Recostarnos en el placer de lo probado
Desde hace tiempo vivimos en una era marcada por el fin de los hábitos. Reemplazamos nuestros ritos por una constante búsqueda de experiencias. Ni vacacionamos cada verano en la misma playa ni destinamos ritualmente el almuerzo de cada domingo a los ravioles de la nona. Sucumbimos a las modas y las abandonamos tan rápidamente como se nos ofrece otra. De repente aquella zona donde disfrutábamos ir a comer cae en el olvido ante el ascenso triunfal del distrito gastronómico del momento. El mandato es probar lo nuevo, dejarse seducir por lo inexplorado.
¿Es entonces posible para un restaurante nuevo o un flamante bar atraer, como en los viejos tiempos, una clientela habitué? Sí. Los ingleses han hecho un culto al desafío de no sucumbir a las modas sin por eso envejecer, el reto de estar actualizado sin perder el encanto de lo perdurable. Apenas un lugar consigue ese equilibrio afirmamos que tiene destino de clásico. Son esos sitios que saben ofrecernos la seguridad de lo confiable con cierta cuota de sorpresa controlada. Todos conocemos uno.
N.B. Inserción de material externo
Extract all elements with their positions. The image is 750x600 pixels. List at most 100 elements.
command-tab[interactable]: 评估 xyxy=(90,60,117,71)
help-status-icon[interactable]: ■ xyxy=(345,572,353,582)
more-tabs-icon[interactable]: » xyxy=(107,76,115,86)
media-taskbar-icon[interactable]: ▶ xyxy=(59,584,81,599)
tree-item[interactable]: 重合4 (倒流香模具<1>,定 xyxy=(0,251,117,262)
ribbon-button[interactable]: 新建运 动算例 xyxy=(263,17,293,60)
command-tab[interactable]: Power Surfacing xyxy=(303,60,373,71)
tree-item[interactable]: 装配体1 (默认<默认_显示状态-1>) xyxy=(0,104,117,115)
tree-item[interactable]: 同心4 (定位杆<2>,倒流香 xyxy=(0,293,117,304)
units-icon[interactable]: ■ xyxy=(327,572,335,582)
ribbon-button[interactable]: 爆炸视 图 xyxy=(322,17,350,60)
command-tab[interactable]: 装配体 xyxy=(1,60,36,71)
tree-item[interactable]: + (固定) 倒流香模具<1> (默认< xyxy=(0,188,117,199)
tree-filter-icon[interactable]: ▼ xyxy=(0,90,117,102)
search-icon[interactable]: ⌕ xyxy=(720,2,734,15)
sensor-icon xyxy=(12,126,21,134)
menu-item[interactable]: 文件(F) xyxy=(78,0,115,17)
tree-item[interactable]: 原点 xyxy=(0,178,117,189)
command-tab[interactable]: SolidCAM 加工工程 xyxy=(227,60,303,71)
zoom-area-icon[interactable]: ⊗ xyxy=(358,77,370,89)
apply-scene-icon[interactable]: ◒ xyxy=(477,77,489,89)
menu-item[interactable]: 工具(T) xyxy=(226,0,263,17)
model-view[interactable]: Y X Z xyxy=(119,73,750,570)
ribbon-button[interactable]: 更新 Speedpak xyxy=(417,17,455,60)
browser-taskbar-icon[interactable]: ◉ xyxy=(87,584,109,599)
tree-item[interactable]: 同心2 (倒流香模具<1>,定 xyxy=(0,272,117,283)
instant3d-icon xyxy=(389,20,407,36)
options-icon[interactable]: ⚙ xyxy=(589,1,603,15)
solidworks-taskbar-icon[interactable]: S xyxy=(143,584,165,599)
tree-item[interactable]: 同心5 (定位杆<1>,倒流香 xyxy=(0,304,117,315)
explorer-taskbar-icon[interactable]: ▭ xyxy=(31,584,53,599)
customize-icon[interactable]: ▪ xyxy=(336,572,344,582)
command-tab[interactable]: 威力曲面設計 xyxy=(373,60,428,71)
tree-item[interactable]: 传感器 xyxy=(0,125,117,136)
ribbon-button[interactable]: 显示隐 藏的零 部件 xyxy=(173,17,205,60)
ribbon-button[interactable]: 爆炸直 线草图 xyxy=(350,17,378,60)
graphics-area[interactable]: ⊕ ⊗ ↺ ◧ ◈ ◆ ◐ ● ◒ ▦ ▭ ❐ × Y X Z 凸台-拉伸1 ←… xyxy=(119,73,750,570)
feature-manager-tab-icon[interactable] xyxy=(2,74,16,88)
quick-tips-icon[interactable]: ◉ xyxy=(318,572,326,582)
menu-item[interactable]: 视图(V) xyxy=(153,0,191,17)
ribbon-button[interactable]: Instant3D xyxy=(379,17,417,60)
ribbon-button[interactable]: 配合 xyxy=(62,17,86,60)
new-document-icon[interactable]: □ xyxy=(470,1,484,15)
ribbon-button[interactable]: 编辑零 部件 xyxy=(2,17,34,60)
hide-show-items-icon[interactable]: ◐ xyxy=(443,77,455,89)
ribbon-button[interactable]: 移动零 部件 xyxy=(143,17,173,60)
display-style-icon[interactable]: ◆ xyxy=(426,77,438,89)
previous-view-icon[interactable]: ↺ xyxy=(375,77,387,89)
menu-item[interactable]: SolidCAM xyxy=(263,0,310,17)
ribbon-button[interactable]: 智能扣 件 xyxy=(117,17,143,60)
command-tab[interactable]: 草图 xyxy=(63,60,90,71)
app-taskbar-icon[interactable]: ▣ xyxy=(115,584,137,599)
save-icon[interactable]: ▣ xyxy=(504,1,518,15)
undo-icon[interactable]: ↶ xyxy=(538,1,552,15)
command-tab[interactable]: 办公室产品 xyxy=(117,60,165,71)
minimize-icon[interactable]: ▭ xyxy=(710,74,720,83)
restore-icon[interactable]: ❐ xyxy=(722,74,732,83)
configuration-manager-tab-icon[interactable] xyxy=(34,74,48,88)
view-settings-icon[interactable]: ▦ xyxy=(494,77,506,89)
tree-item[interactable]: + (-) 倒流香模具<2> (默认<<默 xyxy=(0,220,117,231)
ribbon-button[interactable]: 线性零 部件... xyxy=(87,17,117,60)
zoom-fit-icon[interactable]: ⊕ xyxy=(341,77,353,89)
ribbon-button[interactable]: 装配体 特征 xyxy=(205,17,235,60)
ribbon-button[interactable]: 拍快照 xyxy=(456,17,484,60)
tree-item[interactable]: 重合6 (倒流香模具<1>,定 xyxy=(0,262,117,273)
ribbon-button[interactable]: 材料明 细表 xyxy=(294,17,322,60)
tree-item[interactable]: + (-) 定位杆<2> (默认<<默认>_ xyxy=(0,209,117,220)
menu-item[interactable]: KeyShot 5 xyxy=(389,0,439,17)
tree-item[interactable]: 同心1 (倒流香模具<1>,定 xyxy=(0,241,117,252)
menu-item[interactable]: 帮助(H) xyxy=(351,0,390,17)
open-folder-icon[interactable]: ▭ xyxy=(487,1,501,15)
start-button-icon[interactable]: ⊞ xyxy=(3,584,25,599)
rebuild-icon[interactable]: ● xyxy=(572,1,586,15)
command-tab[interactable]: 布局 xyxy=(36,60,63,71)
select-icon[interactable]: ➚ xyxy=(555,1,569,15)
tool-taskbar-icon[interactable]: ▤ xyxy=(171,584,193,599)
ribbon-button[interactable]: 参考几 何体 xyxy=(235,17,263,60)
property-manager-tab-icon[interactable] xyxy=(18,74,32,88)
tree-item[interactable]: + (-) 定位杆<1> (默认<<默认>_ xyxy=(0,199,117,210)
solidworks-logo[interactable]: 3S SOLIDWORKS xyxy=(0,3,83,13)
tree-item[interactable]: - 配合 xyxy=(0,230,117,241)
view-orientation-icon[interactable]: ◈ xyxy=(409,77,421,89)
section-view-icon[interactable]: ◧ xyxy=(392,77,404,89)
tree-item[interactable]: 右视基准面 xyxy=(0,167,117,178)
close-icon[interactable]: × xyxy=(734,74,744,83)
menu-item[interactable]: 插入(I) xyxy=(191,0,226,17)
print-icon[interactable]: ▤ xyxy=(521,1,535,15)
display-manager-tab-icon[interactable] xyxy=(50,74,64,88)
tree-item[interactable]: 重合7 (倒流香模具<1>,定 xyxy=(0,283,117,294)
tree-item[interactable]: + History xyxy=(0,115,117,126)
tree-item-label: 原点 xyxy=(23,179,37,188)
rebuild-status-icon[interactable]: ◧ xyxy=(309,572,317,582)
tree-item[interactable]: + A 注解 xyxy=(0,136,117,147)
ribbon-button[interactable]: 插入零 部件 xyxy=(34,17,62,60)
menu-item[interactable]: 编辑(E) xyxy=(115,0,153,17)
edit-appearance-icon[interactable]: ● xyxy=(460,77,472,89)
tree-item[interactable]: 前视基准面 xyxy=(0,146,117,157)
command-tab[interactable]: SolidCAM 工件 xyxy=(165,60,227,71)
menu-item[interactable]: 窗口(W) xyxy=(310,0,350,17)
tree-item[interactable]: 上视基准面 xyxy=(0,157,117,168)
Para que un lugar nos gane como habitué lo central será siempre la comida y su atención. Los menúes por pasos, que a menudo nos tientan con excéntricas degustaciones, son fantásticos como experiencia, como lo son las ambientaciones en las que muchos restaurantes o bares invierten fortunas. Pero sin una atención que nos haga sentir cómodos ni una comida que colme nuestras expectativas, difícilmente volveremos.
Larga vida entonces para aquellos espacios familiares donde el mozo de siempre nos conoce, donde el gin tonic se prepara en la medida precisa de nuestro gusto, donde la tortilla babé sale invariablemente en el punto indicado. Son los oasis a los que queremos volver. Cada tanto abandonamos nuestro eterno peregrinar para los sentidos para recostarnos en el tranquilo confort de lo probado. Los necesitamos. Ya habrá tiempo de volver a partir a la aventura.